Nullité des décisions en contravention des Statuts
Les décisions prises en violation des statuts, par exemple lorsqu’un pacte d’actionnaires établit des règles différentes pour les décisions administratives ou la gestion, peuvent être annulées si elles contreviennent aux dispositions statutaires impératives. Ceci est particulièrement pertinent dans les structures comme la SAS, où les statuts définissent souvent les modalités précises de gouvernance.
Sanctions en cas de non-respect du pacte
La violation des clauses d’un pacte d’actionnaires peut entraîner des sanctions moins rigoureuses que celles appliquées pour la violation des statuts. Par exemple, alors que la violation d’une clause statutaire peut conduire à la nullité d’une opération, la violation d’une clause du pacte entraîne généralement seulement des dommages et intérêts.

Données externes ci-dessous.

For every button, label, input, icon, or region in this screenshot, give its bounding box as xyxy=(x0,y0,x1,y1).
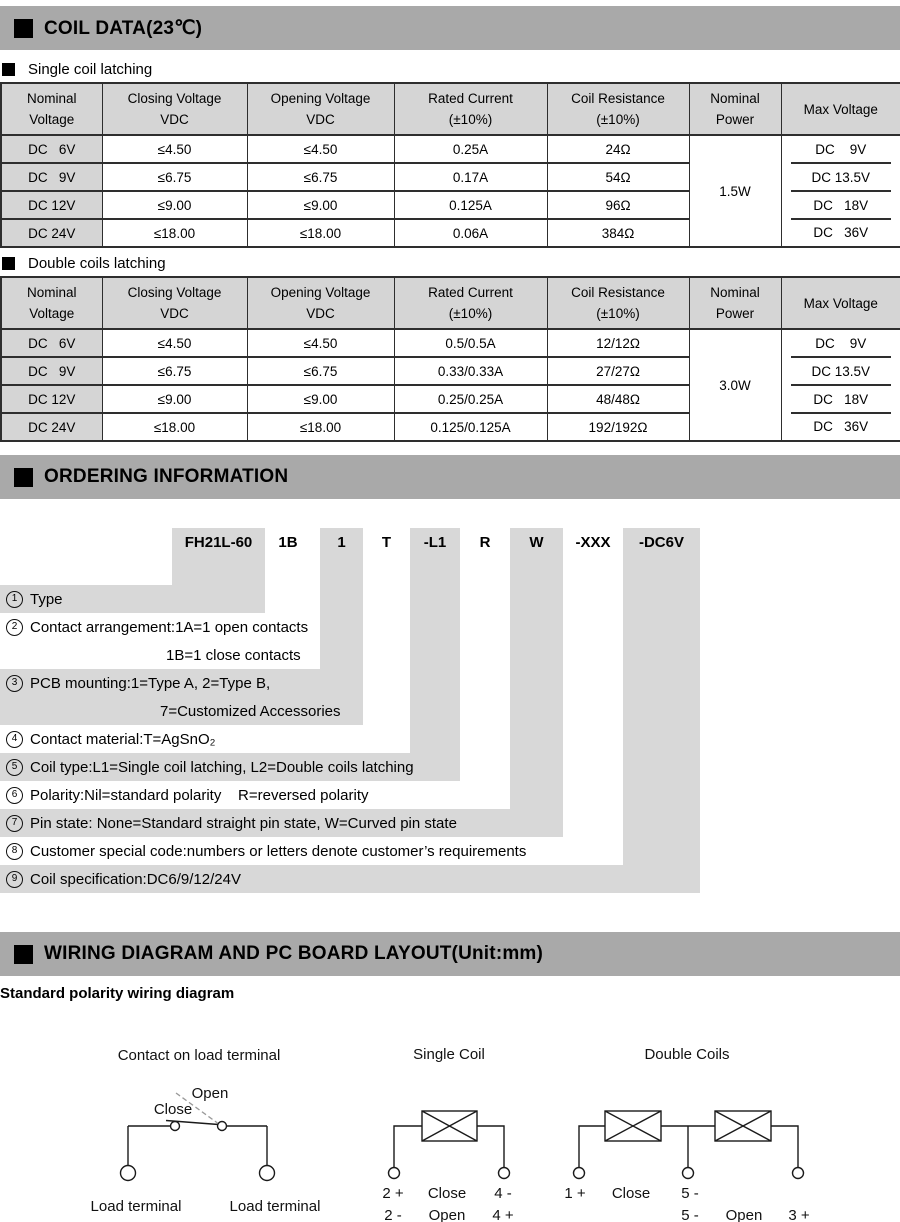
cell-resistance: 48/48Ω xyxy=(547,385,689,413)
double-coils-latching-table xyxy=(0,276,900,442)
table-header-row xyxy=(1,277,900,329)
header-nominal-voltage: Nominal Voltage xyxy=(1,277,102,329)
wire xyxy=(394,1126,422,1168)
diagram-title: Single Coil xyxy=(413,1046,485,1063)
header-closing-voltage: Closing Voltage VDC xyxy=(102,83,247,135)
code-part-coil-type: -L1 xyxy=(423,534,447,551)
diagram-title: Contact on load terminal xyxy=(117,1047,281,1064)
close-label: Close xyxy=(427,1185,467,1202)
header-nominal-power: Nominal Power xyxy=(689,277,781,329)
header-rated-current: Rated Current (±10%) xyxy=(394,277,547,329)
load-terminal-label: Load terminal xyxy=(229,1198,321,1215)
pin-label: 2 + xyxy=(382,1185,404,1202)
close-label: Close xyxy=(611,1185,651,1202)
cell-closing: ≤6.75 xyxy=(102,163,247,191)
cell-nominal: DC 6V xyxy=(1,329,102,357)
cell-closing: ≤18.00 xyxy=(102,413,247,441)
cell-max-voltage: DC 13.5V xyxy=(781,163,900,191)
circled-number-icon: 6 xyxy=(6,787,23,804)
cell-resistance: 384Ω xyxy=(547,219,689,247)
cell-nominal: DC 9V xyxy=(1,163,102,191)
code-part-customer-code: -XXX xyxy=(575,534,611,551)
open-label: Open xyxy=(725,1207,763,1222)
pin-label: 5 - xyxy=(681,1207,699,1222)
cell-opening: ≤9.00 xyxy=(247,191,394,219)
ordering-note-pcb-mounting-cont: 7=Customized Accessories xyxy=(0,697,363,725)
code-part-pcb-mounting: 1 xyxy=(337,534,346,551)
ordering-note-coil-type: 5 Coil type:L1=Single coil latching, L2=Double coils latching xyxy=(0,753,460,781)
ordering-note-contact-material: 4 Contact material:T=AgSnO₂ xyxy=(0,725,216,753)
ordering-information-title: ORDERING INFORMATION xyxy=(44,466,289,487)
ordering-information-section-header xyxy=(0,455,900,499)
cell-nominal: DC 6V xyxy=(1,135,102,163)
contact-point xyxy=(171,1122,180,1131)
subtitle-text: Double coils latching xyxy=(28,254,166,272)
pin-label: 2 - xyxy=(384,1207,402,1222)
ordering-note-polarity: 6 Polarity:Nil=standard polarity R=reversed polarity xyxy=(0,781,368,809)
standard-polarity-subtitle: Standard polarity wiring diagram xyxy=(0,985,235,1002)
wire xyxy=(477,1126,504,1168)
cell-resistance: 24Ω xyxy=(547,135,689,163)
cell-resistance: 54Ω xyxy=(547,163,689,191)
black-square-icon xyxy=(14,19,33,38)
code-part-type: FH21L-60 xyxy=(184,534,253,551)
wire xyxy=(771,1126,798,1168)
cell-opening: ≤9.00 xyxy=(247,385,394,413)
cell-max-voltage: DC 9V xyxy=(781,135,900,163)
cell-resistance: 12/12Ω xyxy=(547,329,689,357)
terminal-circle xyxy=(793,1168,804,1179)
cell-closing: ≤4.50 xyxy=(102,135,247,163)
cell-closing: ≤9.00 xyxy=(102,385,247,413)
header-coil-resistance: Coil Resistance (±10%) xyxy=(547,83,689,135)
open-label: Open xyxy=(428,1207,466,1222)
cell-max-voltage: DC 18V xyxy=(781,385,900,413)
cell-current: 0.33/0.33A xyxy=(394,357,547,385)
circled-number-icon: 5 xyxy=(6,759,23,776)
contact-point xyxy=(218,1122,227,1131)
cell-nominal: DC 24V xyxy=(1,413,102,441)
double-coils-diagram xyxy=(555,1041,900,1222)
code-part-contact-material: T xyxy=(381,534,392,551)
black-square-icon xyxy=(2,257,15,270)
code-part-pin-state: W xyxy=(529,534,544,551)
header-max-voltage: Max Voltage xyxy=(781,83,900,135)
header-nominal-voltage: Nominal Voltage xyxy=(1,83,102,135)
diagram-title: Double Coils xyxy=(644,1046,730,1063)
cell-max-voltage: DC 18V xyxy=(781,191,900,219)
cell-resistance: 192/192Ω xyxy=(547,413,689,441)
contact-on-load-terminal-diagram xyxy=(60,1041,340,1222)
cell-nominal-power: 3.0W xyxy=(689,329,781,441)
code-part-polarity: R xyxy=(479,534,491,551)
cell-current: 0.5/0.5A xyxy=(394,329,547,357)
wiring-diagram-section-header xyxy=(0,932,900,976)
cell-current: 0.25A xyxy=(394,135,547,163)
cell-closing: ≤18.00 xyxy=(102,219,247,247)
cell-current: 0.06A xyxy=(394,219,547,247)
terminal-circle xyxy=(574,1168,585,1179)
terminal-circle xyxy=(260,1166,275,1181)
single-coil-latching-table xyxy=(0,82,900,248)
terminal-circle xyxy=(683,1168,694,1179)
single-coil-latching-subtitle xyxy=(0,60,900,78)
single-coil-diagram xyxy=(375,1041,560,1222)
header-opening-voltage: Opening Voltage VDC xyxy=(247,83,394,135)
cell-nominal: DC 9V xyxy=(1,357,102,385)
wire xyxy=(579,1126,605,1168)
pin-label: 3 + xyxy=(788,1207,810,1222)
cell-nominal: DC 24V xyxy=(1,219,102,247)
header-max-voltage: Max Voltage xyxy=(781,277,900,329)
table-row xyxy=(1,329,900,357)
header-closing-voltage: Closing Voltage VDC xyxy=(102,277,247,329)
cell-max-voltage: DC 36V xyxy=(781,413,900,441)
circled-number-icon: 3 xyxy=(6,675,23,692)
black-square-icon xyxy=(14,468,33,487)
cell-max-voltage: DC 36V xyxy=(781,219,900,247)
circled-number-icon: 8 xyxy=(6,843,23,860)
ordering-note-contact-arrangement-cont: 1B=1 close contacts xyxy=(166,646,301,664)
cell-current: 0.125A xyxy=(394,191,547,219)
code-column-coil-type xyxy=(410,528,460,781)
terminal-circle xyxy=(121,1166,136,1181)
code-part-contact-arrangement: 1B xyxy=(278,534,298,551)
ordering-code-diagram xyxy=(0,513,900,899)
wiring-diagrams xyxy=(0,1041,900,1222)
black-square-icon xyxy=(2,63,15,76)
code-column-pin-state xyxy=(510,528,563,837)
black-square-icon xyxy=(14,945,33,964)
wiring-diagram-title: WIRING DIAGRAM AND PC BOARD LAYOUT(Unit:mm) xyxy=(44,943,544,964)
header-coil-resistance: Coil Resistance (±10%) xyxy=(547,277,689,329)
pin-label: 1 + xyxy=(564,1185,586,1202)
code-column-coil-spec xyxy=(623,528,700,893)
cell-max-voltage: DC 13.5V xyxy=(781,357,900,385)
circled-number-icon: 2 xyxy=(6,619,23,636)
ordering-note-type: 1 Type xyxy=(0,585,265,613)
header-nominal-power: Nominal Power xyxy=(689,83,781,135)
cell-current: 0.25/0.25A xyxy=(394,385,547,413)
circled-number-icon: 7 xyxy=(6,815,23,832)
cell-closing: ≤6.75 xyxy=(102,357,247,385)
ordering-note-customer-code: 8 Customer special code:numbers or letters denote customer’s requirements xyxy=(0,837,526,865)
ordering-note-coil-spec: 9 Coil specification:DC6/9/12/24V xyxy=(0,865,700,893)
load-terminal-label: Load terminal xyxy=(90,1198,182,1215)
cell-opening: ≤4.50 xyxy=(247,135,394,163)
ordering-note-pin-state: 7 Pin state: None=Standard straight pin state, W=Curved pin state xyxy=(0,809,563,837)
cell-opening: ≤6.75 xyxy=(247,357,394,385)
circled-number-icon: 4 xyxy=(6,731,23,748)
cell-current: 0.17A xyxy=(394,163,547,191)
header-rated-current: Rated Current (±10%) xyxy=(394,83,547,135)
ordering-note-contact-arrangement: 2 Contact arrangement:1A=1 open contacts xyxy=(0,613,308,641)
table-header-row xyxy=(1,83,900,135)
cell-opening: ≤18.00 xyxy=(247,413,394,441)
ordering-note-pcb-mounting: 3 PCB mounting:1=Type A, 2=Type B, xyxy=(0,669,363,697)
close-label: Close xyxy=(153,1101,193,1118)
terminal-circle xyxy=(389,1168,400,1179)
coil-data-section-header xyxy=(0,6,900,50)
table-row xyxy=(1,135,900,163)
pin-label: 5 - xyxy=(681,1185,699,1202)
coil-data-title: COIL DATA(23℃) xyxy=(44,17,203,39)
header-opening-voltage: Opening Voltage VDC xyxy=(247,277,394,329)
cell-opening: ≤4.50 xyxy=(247,329,394,357)
cell-nominal-power: 1.5W xyxy=(689,135,781,247)
double-coils-latching-subtitle xyxy=(0,254,900,272)
cell-opening: ≤18.00 xyxy=(247,219,394,247)
cell-closing: ≤9.00 xyxy=(102,191,247,219)
pin-label: 4 + xyxy=(492,1207,514,1222)
circled-number-icon: 9 xyxy=(6,871,23,888)
cell-resistance: 96Ω xyxy=(547,191,689,219)
subtitle-text: Single coil latching xyxy=(28,60,153,78)
cell-resistance: 27/27Ω xyxy=(547,357,689,385)
code-part-coil-spec: -DC6V xyxy=(638,534,684,551)
cell-closing: ≤4.50 xyxy=(102,329,247,357)
cell-nominal: DC 12V xyxy=(1,385,102,413)
pin-label: 4 - xyxy=(494,1185,512,1202)
terminal-circle xyxy=(499,1168,510,1179)
cell-max-voltage: DC 9V xyxy=(781,329,900,357)
open-label: Open xyxy=(191,1085,229,1102)
circled-number-icon: 1 xyxy=(6,591,23,608)
cell-current: 0.125/0.125A xyxy=(394,413,547,441)
cell-nominal: DC 12V xyxy=(1,191,102,219)
cell-opening: ≤6.75 xyxy=(247,163,394,191)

Validité des clauses convenues par le pacte d’actionnaires
Les tribunaux ont également jugé que les conventions entre associés sont valables tant qu’elles ne contreviennent pas à une règle d’ordre public, à une stipulation impérative des statuts, ou à l’intérêt social. Cela souligne l’importance pour les actionnaires de s’assurer que leur pacte ne contient aucune clause qui irait à l’encontre des statuts de manière impérative.